La medición digital: ¿conseguiremos que el medio más medible sea el mejor medido?

Necesitamos grandes muestras que nos ayuden a tener robustez de la información y al análisis de fenómenos no tan masivos.

Escrito por Antonio Pérez.
Lectura 4 minutos
7 de abril 2021

El 12 de marzo, la Comisión de Seguimiento para el Concurso de la Medición Digital en España, compuesta por AEA, AIMC e IAB Spain, hacía pública su decisión, de manera consensuada, de valorar como la mejor propuesta presentada para la medición digital, la realizada por GfK. Ya que esta, en su opinión, es la que mejor se ajustaba las necesidades requeridas en la Petición de Ofertas de Servicios.

A día de hoy, desconocemos las características exactas de la propuesta, pero seguramente esta tiene una base importante en la que el grupo de profesionales que hoy se encuentra en GfK realizó hace un par de años, desde npeople, y que fue muy bien valorada por la industria. El proyecto fue llamado MADE, y una de sus características era un equipo multinacional y con un enfoque multidisciplinar, como resultado de la alianza estratégica entre Research Now – SSI, la tecnológica Verto y la propia npeople.

Era una propuesta de medición digital multidispositivo para la industria digital española, basada en tecnología single-source, esto es, en la capacidad de medir el consumo de contenidos y publicidad digital, independientemente del dispositivo utilizado.

Además de los asuntos técnicos de medición, el nuevo proveedor va a tener que hacer frente a “asuntos más políticos”, y es que durante los últimos meses se han producido una serie de fugas relevantes del sistema de medición encabezados por ABC y el grupo Prisa Noticias. La principal queja de los editores es que el indicador clave de Comscore, “usuarios únicos”, incluye tanto los lectores habituales de cada medio como los que lo consultan tan solo unos segundos por haber accedido a su contenido a través de las redes sociales, los llamados “lectores paracaidistas”. Siendo cierto todo lo anterior, salirse del consenso de mercado no contribuye a tener un medidor único que se imponga para ser usado como moneda de cambio. En mi opinión, en España existen suficientes mecanismos e instrumentos para tratar, cambiar y hacer una herramienta que nos sirva para todos. Y si no se encuentran, deberían crearse fórmulas antes de llegar a este punto.

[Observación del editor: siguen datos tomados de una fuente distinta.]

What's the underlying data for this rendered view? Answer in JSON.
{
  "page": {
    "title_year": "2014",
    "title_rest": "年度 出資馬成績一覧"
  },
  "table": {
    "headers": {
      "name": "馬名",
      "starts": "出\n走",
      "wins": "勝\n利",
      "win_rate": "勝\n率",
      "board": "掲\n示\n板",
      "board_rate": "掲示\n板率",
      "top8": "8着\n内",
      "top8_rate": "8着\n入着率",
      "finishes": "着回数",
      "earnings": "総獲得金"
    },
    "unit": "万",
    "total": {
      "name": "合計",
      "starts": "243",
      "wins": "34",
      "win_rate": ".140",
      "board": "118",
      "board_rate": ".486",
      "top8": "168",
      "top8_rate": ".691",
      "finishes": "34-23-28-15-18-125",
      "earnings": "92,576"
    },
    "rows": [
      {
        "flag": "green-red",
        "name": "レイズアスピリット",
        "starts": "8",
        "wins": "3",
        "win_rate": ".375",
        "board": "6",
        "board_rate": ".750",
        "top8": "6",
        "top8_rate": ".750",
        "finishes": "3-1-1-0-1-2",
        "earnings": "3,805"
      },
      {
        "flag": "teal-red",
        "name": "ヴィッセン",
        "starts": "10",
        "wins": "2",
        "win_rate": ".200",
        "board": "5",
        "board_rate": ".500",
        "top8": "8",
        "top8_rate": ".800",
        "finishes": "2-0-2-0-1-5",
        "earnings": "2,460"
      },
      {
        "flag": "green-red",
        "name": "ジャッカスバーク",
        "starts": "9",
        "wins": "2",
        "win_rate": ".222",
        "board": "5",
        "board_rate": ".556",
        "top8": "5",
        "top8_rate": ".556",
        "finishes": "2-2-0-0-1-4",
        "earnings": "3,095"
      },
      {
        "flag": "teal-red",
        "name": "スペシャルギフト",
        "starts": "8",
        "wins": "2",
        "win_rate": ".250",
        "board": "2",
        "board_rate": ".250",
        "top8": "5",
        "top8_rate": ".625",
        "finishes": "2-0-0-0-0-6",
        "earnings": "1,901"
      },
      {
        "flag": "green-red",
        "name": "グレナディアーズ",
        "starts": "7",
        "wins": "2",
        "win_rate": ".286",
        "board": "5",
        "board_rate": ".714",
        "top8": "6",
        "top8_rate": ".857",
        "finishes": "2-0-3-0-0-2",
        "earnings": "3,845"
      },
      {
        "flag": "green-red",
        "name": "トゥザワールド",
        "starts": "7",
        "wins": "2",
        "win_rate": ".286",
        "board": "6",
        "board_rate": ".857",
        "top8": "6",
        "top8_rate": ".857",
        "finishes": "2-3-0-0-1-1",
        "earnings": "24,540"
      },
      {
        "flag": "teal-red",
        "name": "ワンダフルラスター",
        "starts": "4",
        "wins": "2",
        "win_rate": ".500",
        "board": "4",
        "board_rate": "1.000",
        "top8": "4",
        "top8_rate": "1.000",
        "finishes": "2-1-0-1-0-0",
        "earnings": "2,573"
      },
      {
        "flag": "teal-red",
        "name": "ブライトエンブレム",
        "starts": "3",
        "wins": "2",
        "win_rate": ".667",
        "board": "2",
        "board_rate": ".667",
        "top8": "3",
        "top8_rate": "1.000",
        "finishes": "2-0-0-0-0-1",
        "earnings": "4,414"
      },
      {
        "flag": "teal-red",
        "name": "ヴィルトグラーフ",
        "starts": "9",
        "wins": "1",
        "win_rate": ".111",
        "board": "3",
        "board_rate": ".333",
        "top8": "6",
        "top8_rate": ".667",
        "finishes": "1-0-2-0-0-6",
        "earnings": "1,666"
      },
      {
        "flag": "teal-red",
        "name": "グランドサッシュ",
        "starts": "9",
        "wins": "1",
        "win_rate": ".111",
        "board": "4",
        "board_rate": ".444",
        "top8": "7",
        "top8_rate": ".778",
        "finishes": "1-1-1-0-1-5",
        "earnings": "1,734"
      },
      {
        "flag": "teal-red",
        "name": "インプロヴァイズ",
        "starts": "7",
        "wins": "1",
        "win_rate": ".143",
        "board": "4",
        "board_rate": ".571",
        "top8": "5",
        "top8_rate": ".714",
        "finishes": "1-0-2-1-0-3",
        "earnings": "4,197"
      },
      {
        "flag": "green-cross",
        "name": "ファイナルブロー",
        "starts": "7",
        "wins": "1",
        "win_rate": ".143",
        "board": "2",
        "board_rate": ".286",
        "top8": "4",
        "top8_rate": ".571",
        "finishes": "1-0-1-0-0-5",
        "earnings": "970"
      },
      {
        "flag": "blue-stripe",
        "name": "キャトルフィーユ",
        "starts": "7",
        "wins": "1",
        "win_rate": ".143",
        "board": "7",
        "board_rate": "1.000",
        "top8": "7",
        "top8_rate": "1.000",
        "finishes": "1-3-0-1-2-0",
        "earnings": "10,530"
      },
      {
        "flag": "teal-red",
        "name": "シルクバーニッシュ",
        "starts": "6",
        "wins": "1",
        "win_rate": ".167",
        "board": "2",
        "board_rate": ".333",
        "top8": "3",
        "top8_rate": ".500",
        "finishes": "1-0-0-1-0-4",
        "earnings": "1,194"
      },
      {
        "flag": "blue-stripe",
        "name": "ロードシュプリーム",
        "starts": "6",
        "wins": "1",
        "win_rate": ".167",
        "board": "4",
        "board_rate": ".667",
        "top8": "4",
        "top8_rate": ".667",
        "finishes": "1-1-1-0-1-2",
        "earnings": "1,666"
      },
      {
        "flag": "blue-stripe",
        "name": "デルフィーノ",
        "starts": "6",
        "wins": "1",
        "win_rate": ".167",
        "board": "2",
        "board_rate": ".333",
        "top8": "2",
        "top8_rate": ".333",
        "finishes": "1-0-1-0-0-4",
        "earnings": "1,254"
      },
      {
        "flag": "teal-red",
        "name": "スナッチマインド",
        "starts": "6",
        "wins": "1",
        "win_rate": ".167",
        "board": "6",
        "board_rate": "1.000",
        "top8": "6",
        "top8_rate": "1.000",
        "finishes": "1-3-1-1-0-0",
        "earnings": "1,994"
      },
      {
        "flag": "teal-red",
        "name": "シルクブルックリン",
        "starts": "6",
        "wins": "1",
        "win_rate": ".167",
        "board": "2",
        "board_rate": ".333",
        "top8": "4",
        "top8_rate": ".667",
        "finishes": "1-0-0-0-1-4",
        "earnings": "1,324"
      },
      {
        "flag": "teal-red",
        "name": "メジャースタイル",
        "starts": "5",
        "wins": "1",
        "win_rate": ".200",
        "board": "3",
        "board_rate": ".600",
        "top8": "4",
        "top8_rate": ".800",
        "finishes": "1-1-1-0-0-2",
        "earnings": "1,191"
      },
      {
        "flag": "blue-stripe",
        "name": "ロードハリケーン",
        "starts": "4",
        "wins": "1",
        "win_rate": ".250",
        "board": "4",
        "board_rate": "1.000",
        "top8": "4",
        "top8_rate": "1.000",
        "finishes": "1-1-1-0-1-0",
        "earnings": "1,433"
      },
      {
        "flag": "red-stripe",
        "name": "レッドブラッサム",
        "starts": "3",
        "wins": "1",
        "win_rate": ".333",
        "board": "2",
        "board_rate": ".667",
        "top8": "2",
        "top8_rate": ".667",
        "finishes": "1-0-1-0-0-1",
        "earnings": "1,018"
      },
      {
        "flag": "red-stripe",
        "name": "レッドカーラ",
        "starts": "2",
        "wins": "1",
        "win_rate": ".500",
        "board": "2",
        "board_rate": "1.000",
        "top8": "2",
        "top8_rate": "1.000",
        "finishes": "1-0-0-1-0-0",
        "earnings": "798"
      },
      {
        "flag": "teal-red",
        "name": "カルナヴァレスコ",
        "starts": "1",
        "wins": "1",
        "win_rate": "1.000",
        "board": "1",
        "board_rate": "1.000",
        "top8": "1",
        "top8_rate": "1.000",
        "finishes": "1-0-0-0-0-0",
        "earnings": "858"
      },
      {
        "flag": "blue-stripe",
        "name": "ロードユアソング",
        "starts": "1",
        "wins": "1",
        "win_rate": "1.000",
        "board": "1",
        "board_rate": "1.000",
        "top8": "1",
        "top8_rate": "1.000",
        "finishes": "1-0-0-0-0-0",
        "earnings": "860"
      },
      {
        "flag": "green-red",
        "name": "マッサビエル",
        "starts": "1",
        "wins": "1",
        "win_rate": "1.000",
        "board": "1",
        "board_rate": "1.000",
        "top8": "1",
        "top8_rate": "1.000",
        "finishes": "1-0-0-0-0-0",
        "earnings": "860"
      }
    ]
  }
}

Junto a este asunto, como decía más político, existen tres temas muy relevantes técnicamente a los que el próximo medidor deberá dar respuesta. El primero de ellos es conseguir tener una medición ‘persona centric’, donde la base de la medición sean las personas. Al multiplicarse las formas de conexión digital, la persona es el único elemento de referencia, lo que nos facilitará entender el consumo crossdevices, que es extraordinariamente relevante a día de hoy y lo será más en el futuro. Y a su vez, nos permitirá incorporar nuevas formas de conexión en función de las necesidades del mercado, como pueden ser la realidad aumentada, la realidad virtual, o cualquier otra.

Lo segundo es la granularidad. El mundo digital es un mundo muy fragmentado. Necesitamos grandes muestras que nos ayuden a no solo tener robustez de la información sino, además, que ayuden al análisis de fenómenos no tan masivos. Hasta ahora la metodología híbrida panel-censo nos había valido, pero creo que hay soluciones hoy que permiten avanzar en el análisis de estos.

Por último, el nuevo proveedor debería potenciar el análisis de la exposición publicitaria del medio digital. Actualmente es muy limitado y hay soluciones que deberían estandarizarse y que permitieran a los anunciantes estudiar no solo el comportamiento de sus campañas, sino poder referenciar estas con un benchmark de mercado.

La medición de audiencias suele ser un tema controvertido en España. Recuerdo de mi paso por Kantar Media la constante duda y la continua alta exposición del dato. Creo que la existencia del Consejo de Control ha permitido tener durante muchos años una herramienta de medición de audiencias de televisión potente y robusta, que garantiza al anunciante los resultados de sus campañas.

Espero que GfK, al cual felicito, resuelva todas estas ideas y consiga un consenso de mercado que nos perfile una medición digital que se proyecte al futuro. Aunque, como me decía muchas veces uno de los maestros en la investigación de mercados en España, Joan Bartrina, que descanse en paz: “Prediction is very dificult, specially about the future”, con su característico acento catalán.

En España existen suficientes mecanismos e instrumentos para tratar, cambiar y hacer una herramienta que nos sirva para todos.